Весёлый Роман - Владимир Киселёв
Шрифт:
Интервал:
Закладка:
Хотя о чем с ним было говорить? Все равно он в этом ничего не понимал. И не знал, какая под ним машина. Новенькие шины были изношены так, что посредине покрышки протектор сохранился, а по краям совсем стерся. Даже шин не мог накачать как следует. Основную нагрузку принимали борта покрышки. Я мог поручиться: если бы заглянуть внутрь, стали бы видны черные полосы. О чем мне было говорить с человеком, который не умеет пользоваться манометром и поддерживать нужное давление. Да и не до этого мне сейчас было.
По крутой тропинке мы спустились к морю, загроможденному камнями, вошли в воду и поплыли, огибая скалы. При каждом выдохе я делал по два толчка ногами, и все равно Лена не отставала от меня, как тонкая стрелка, она скользила рядом.

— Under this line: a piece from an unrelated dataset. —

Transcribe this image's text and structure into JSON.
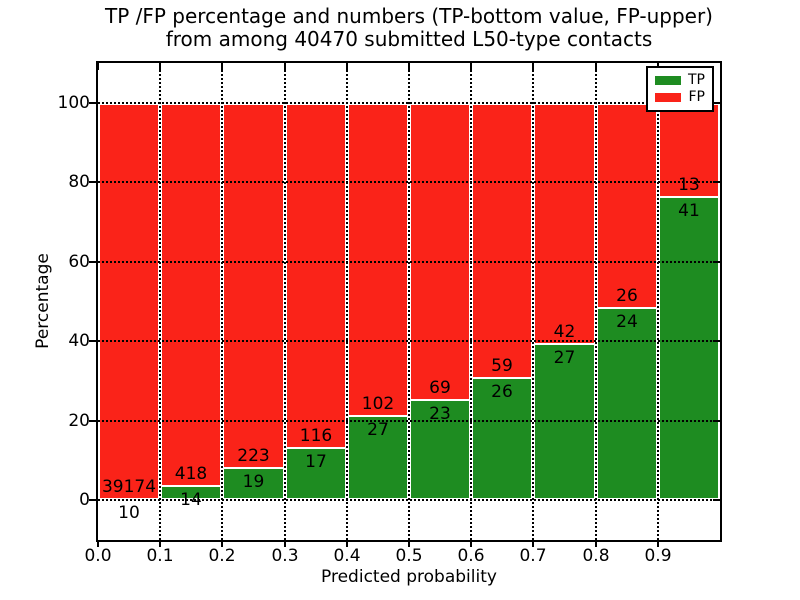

Мы отплыли уже с полкилометра от берега. Я пронырнул под большой медузой с пучком щупалец, развевающихся, как рыжее пламя.
— Подожди, — сказал я Лене. — Ты слышишь? Чем это пахнет?

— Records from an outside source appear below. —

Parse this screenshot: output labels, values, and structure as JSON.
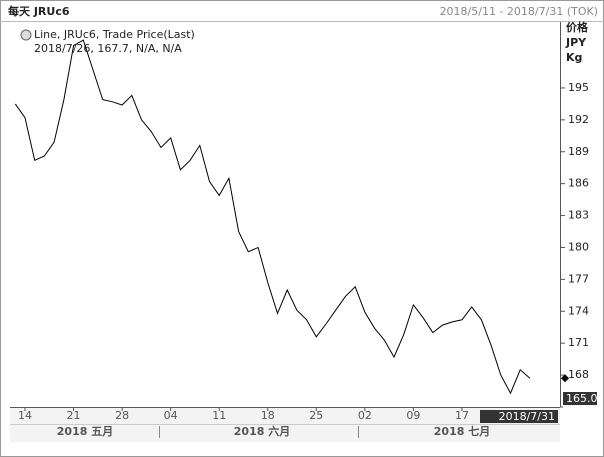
{
  "chart_data": {
    "type": "line",
    "title": "每天 JRUc6",
    "subtitle": "2018/5/11 - 2018/7/31 (TOK)",
    "y_axis_label": [
      "价格",
      "JPY",
      "Kg"
    ],
    "legend": [
      "Line, JRUc6, Trade Price(Last)",
      "2018/7/26, 167.7, N/A, N/A"
    ],
    "cursor_label": "2018/7/31",
    "month_labels": [
      "2018 五月",
      "2018 六月",
      "2018 七月"
    ],
    "categories": [
      null,
      "14",
      null,
      null,
      null,
      null,
      "21",
      null,
      null,
      null,
      null,
      "28",
      null,
      null,
      null,
      null,
      "04",
      null,
      null,
      null,
      null,
      "11",
      null,
      null,
      null,
      null,
      "18",
      null,
      null,
      null,
      null,
      "25",
      null,
      null,
      null,
      null,
      "02",
      null,
      null,
      null,
      null,
      "09",
      null,
      null,
      null,
      null,
      "17",
      null,
      null,
      null,
      null,
      null,
      null,
      null,
      null,
      null,
      null
    ],
    "series": [
      {
        "name": "JRUc6",
        "color": "#000000",
        "values": [
          193.5,
          192.2,
          188.2,
          188.6,
          189.9,
          193.9,
          199.0,
          199.5,
          196.7,
          193.9,
          193.7,
          193.4,
          194.3,
          192.0,
          190.9,
          189.4,
          190.3,
          187.3,
          188.2,
          189.6,
          186.2,
          184.9,
          186.5,
          181.5,
          179.6,
          180.0,
          176.7,
          173.8,
          176.0,
          174.1,
          173.2,
          171.6,
          172.8,
          174.1,
          175.4,
          176.3,
          173.9,
          172.4,
          171.3,
          169.7,
          171.8,
          174.6,
          173.4,
          172.0,
          172.7,
          173.0,
          173.2,
          174.4,
          173.2,
          170.8,
          168.0,
          166.3,
          168.5,
          167.7,
          null,
          null,
          null
        ]
      }
    ],
    "ylim": [
      165,
      201.2
    ],
    "yticks": [
      {
        "value": 165,
        "label": "165.0"
      },
      168,
      171,
      174,
      177,
      180,
      183,
      186,
      189,
      192,
      195
    ],
    "grid": false
  }
}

— Арбузом, — ответила Лена.
Лицо ее как-то удивительно похорошело и оживилось, словно омытое живой водой, оно стало таким, каким я запомнил его с первой нашей встречи на улице в Киеве, тысячу лет тому назад.
Я лег на спину, раскинул руки.
— Арбузом? Откуда здесь арбуз?
— Чистое море всегда так пахнет, — сказала Лена.

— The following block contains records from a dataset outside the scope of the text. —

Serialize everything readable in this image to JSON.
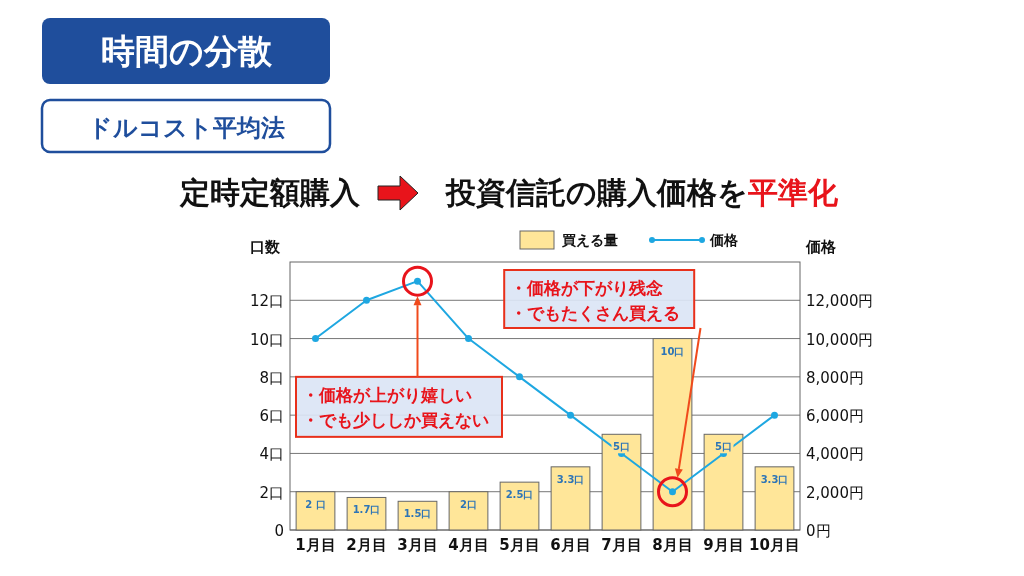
{
  "chart_data": {
    "type": "bar",
    "title": "時間の分散",
    "subtitle": "ドルコスト平均法",
    "annotations": [
      "定時定額購入",
      "投資信託の購入価格を",
      "平準化",
      "・価格が上がり嬉しい",
      "・でも少ししか買えない",
      "・価格が下がり残念",
      "・でもたくさん買える"
    ],
    "categories": [
      "1月目",
      "2月目",
      "3月目",
      "4月目",
      "5月目",
      "6月目",
      "7月目",
      "8月目",
      "9月目",
      "10月目"
    ],
    "series": [
      {
        "name": "買える量",
        "color": "#ffe699",
        "values": [
          2,
          1.7,
          1.5,
          2,
          2.5,
          3.3,
          5,
          10,
          5,
          3.3
        ],
        "value_labels": [
          "2 口",
          "1.7口",
          "1.5口",
          "2口",
          "2.5口",
          "3.3口",
          "5口",
          "10口",
          "5口",
          "3.3口"
        ]
      },
      {
        "name": "価格",
        "type": "line",
        "axis": "y2",
        "color": "#1ea7e1",
        "values": [
          10000,
          12000,
          13000,
          10000,
          8000,
          6000,
          4000,
          2000,
          4000,
          6000
        ]
      }
    ],
    "ylabel": "口数",
    "y2label": "価格",
    "ylim": [
      0,
      14
    ],
    "yticks": [
      {
        "value": 0,
        "label": "0"
      },
      {
        "value": 2,
        "label": "2口"
      },
      {
        "value": 4,
        "label": "4口"
      },
      {
        "value": 6,
        "label": "6口"
      },
      {
        "value": 8,
        "label": "8口"
      },
      {
        "value": 10,
        "label": "10口"
      },
      {
        "value": 12,
        "label": "12口"
      }
    ],
    "y2lim": [
      0,
      14000
    ],
    "y2ticks": [
      {
        "value": 0,
        "label": "0円"
      },
      {
        "value": 2000,
        "label": "2,000円"
      },
      {
        "value": 4000,
        "label": "4,000円"
      },
      {
        "value": 6000,
        "label": "6,000円"
      },
      {
        "value": 8000,
        "label": "8,000円"
      },
      {
        "value": 10000,
        "label": "10,000円"
      },
      {
        "value": 12000,
        "label": "12,000円"
      }
    ],
    "grid": "y",
    "legend": "top",
    "marker": "circle"
  }
}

Я уже слышал когда-то этот запах, но не мог вспомнить, когда и знал только, что он был связан с чем-то очень хорошим, очень чистым и очень важным. Это был какой-то особый, счастливый запах. И сейчас мне было очень странно, что вот Николай там один и что он сказал «приговор окончательный и обжалованию не подлежит», слова, которые были записаны в приговоре его отца и в его, Николая, приговоре, а здесь была прекрасная, прозрачная и прохладная вода, морская вода, которая казалась продолжением собственного тела, потому что она была такой же, как кровь, и такой же, как слезы, и в ней не нужно было закрывать глаз, потому что она омывала и успокаивала глаза, и пахла она чем-то особым, чем-то самым лучшим из всего, что было в моей жизни.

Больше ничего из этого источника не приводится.